– Я вижу, сын Вулкана, твой дух далек от пути к смирению… Но ты, как никто другой, должен знать, что…

– А я и знаю, – перебил Барда Торхадд Мельдун. – Что воды у нас осталось на сто дней…

– На сто дней? – изумился Бард. – Почему же ярл Сигурд приказал выдавать воду всего лишь по полчерпака на день?!

– Потому что ее осталось на сто дней для одного человека. Только для одного! А нас сколько? Больше сорока! Мало? Придется еще поделиться водой с ярлом Бьярни: на его корабле скотина и лошади…

– Да, это так. Но что тебя расстраивает, мудрый Торхадд?

– Голод и жажда, Бард, больше ничего! Я – вольный человек, кэрл, шкипер, бонд, как говорят исландцы, а не презренный трэл, не раб…

– Это всем известно, сын Вулкана! Я тоже кэрл, а не трэл. И мне еще больше, чем тебе, хочется пить. Но что ж с того? Я надеюсь.

– Я тоже.

– Земля где-то близко, Торхадд. Я уверен. Уже два дня назад появились птицы. Это верный признак того, что земля где-то рядом…
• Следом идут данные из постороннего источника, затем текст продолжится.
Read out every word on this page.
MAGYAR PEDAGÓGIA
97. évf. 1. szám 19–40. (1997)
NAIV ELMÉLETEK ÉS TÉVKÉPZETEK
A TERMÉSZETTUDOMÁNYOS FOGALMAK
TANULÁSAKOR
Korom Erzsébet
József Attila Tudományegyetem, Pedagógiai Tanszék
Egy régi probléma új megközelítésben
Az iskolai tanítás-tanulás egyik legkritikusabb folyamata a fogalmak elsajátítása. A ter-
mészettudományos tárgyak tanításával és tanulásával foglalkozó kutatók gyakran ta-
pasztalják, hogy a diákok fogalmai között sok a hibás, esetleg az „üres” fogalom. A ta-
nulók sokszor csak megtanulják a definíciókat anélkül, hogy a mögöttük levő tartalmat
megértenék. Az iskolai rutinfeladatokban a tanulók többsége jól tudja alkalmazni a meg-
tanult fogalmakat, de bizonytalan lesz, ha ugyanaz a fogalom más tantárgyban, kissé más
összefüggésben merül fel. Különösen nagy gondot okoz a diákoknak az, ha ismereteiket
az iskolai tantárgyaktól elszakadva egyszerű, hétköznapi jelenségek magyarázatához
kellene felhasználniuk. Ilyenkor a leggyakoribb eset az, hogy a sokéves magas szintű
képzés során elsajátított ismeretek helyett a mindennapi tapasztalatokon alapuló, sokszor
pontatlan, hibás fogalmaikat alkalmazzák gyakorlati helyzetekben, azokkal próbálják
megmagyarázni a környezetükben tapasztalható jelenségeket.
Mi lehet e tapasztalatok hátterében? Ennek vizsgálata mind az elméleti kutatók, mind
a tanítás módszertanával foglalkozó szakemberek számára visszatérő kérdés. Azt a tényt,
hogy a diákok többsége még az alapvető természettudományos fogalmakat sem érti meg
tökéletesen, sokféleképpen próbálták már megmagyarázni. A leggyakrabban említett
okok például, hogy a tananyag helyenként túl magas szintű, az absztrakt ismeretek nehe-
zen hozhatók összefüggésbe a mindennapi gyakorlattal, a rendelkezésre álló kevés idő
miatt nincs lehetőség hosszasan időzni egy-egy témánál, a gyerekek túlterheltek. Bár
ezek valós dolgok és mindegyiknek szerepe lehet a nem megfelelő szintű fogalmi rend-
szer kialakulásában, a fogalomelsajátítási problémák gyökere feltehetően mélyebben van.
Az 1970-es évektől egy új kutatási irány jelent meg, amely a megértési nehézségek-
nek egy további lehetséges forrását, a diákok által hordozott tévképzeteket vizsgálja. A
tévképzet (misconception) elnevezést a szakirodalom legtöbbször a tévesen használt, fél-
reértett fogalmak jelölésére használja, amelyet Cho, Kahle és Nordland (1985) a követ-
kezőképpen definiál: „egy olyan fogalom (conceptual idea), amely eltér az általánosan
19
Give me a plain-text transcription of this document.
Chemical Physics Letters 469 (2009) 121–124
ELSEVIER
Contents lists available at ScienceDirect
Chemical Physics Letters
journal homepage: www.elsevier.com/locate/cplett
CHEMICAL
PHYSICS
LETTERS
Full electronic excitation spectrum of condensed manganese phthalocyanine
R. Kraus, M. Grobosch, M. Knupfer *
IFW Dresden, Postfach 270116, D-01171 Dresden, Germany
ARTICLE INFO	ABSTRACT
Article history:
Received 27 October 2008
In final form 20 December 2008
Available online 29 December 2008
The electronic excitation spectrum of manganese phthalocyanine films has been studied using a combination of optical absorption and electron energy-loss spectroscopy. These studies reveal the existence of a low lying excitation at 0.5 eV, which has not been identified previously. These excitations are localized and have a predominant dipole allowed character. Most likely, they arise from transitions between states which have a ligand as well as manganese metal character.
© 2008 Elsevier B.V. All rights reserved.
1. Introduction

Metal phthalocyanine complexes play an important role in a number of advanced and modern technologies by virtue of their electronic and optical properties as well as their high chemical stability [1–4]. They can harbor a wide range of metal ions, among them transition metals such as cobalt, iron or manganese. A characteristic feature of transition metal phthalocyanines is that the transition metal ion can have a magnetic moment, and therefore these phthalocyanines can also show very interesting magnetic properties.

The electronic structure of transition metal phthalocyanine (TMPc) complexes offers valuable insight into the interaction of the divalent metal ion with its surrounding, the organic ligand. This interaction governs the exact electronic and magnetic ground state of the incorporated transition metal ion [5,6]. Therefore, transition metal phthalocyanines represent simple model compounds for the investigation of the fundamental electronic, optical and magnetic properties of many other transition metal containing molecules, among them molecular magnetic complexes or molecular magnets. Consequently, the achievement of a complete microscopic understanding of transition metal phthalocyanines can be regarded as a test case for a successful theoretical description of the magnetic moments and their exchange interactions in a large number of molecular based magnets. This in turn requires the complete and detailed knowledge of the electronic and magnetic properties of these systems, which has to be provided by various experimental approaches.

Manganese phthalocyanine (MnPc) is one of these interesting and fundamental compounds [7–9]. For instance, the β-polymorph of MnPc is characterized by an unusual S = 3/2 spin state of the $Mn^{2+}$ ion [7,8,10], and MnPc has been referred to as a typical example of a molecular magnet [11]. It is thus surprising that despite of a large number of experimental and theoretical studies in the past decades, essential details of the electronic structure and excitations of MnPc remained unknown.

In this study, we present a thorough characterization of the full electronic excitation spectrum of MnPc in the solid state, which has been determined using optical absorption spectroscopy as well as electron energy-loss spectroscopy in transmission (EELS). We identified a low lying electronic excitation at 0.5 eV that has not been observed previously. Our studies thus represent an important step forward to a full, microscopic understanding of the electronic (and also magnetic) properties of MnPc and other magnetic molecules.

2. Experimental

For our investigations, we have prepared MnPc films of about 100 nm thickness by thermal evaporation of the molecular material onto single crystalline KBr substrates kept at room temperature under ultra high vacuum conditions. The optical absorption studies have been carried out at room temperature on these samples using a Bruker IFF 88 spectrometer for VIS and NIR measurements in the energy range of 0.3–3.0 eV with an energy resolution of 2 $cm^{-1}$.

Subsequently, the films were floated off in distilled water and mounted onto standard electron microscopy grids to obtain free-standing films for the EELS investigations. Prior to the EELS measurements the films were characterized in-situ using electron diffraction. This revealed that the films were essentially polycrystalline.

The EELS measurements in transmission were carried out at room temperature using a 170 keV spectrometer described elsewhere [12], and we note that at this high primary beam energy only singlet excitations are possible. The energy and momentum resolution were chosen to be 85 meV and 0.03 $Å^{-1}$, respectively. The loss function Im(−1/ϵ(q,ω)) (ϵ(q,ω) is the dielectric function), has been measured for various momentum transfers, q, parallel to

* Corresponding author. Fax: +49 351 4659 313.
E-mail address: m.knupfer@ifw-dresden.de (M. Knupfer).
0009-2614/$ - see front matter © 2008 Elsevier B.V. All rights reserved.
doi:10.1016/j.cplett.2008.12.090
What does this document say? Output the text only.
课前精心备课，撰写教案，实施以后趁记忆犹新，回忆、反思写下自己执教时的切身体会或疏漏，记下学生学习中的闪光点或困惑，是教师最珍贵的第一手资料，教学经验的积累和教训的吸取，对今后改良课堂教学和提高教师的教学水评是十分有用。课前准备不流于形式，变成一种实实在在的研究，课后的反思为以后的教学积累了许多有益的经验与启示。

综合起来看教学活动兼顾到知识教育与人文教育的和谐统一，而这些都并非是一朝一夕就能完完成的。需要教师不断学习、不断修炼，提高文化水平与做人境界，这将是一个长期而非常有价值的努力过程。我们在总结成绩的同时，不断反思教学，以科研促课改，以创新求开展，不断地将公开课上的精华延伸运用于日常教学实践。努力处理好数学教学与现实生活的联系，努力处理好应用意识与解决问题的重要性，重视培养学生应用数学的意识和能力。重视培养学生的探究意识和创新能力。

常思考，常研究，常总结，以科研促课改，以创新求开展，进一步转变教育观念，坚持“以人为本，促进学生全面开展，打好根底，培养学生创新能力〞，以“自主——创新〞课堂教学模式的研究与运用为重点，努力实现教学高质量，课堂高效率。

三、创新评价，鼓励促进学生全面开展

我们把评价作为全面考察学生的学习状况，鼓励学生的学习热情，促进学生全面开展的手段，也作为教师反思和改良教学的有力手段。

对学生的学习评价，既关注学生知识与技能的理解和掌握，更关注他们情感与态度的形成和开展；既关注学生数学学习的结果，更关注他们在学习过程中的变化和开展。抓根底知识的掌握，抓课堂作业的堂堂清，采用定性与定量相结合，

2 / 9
– Да, это так, – согласился старый Торхадд. – Но может быть, справа, а может быть, слева по курсу. А мы идем мимо…

– Сегодня днем я видел собственными глазами проплывший туесок, корзинку…

– Ее потеряли люди Бьярни, или она упала с корабля Кальва…

– Нет! Она была сделана из редкого дерева, ну, у нас оно не растет… С белой корой дерево, знаешь?

– Береза…

– Ну да! Не рыбы же сплели эту корзинку, Торхадд? Где-то тут рядом есть люди…

– Может быть. Может быть, справа, а может, и слева… Там, сбоку, там… – Торхадд явно подтрунивал над молодым Бардом.

– Есть еще один признак, Торхадд Мельдун! Уже второй день прямо по курсу видно землю! Мы все хорошо видим берег. Невысокие горы на нем становятся выше и выше: он приближается. Попутный ветер нас гонит к берегу! Ведь ты не станешь возражать, Торхадд, что приближающийся берег служит верным признаком приближающегося берега?!

– Я не настолько глуп, чтобы оспаривать это, Бард. Но ты думай дальше того, что видят твои глаза. Ну, берег? Ну? Разве берег съешь или выпьешь?

– Где берег, там вода. Там и пища.

– И люди, Бард. И еще – люди. Корзинку из бересты сплели именно они. Но они, я думаю, делают не только корзинки. Я думаю, что у них есть также луки, стрелы, топоры и мечи…

– Ох-ох! – Бард покачал головой, изображая испуг. – Как говорит древняя пословица: «Испугал мечом варяга»! Ты что, Торхадд?!

– Я устал от крови, Бард. Боюсь, что мне давно уж пора в Хель, страну, куда улетают души тех, кто умер от старости или болезни.

– Ну что ты, Торхадд! Наше с тобой место – это, конечно, дворец Oдина, Валгалла, – чертог мертвых воинов, самый большой и красивый в Асгарде, ну, ты знаешь…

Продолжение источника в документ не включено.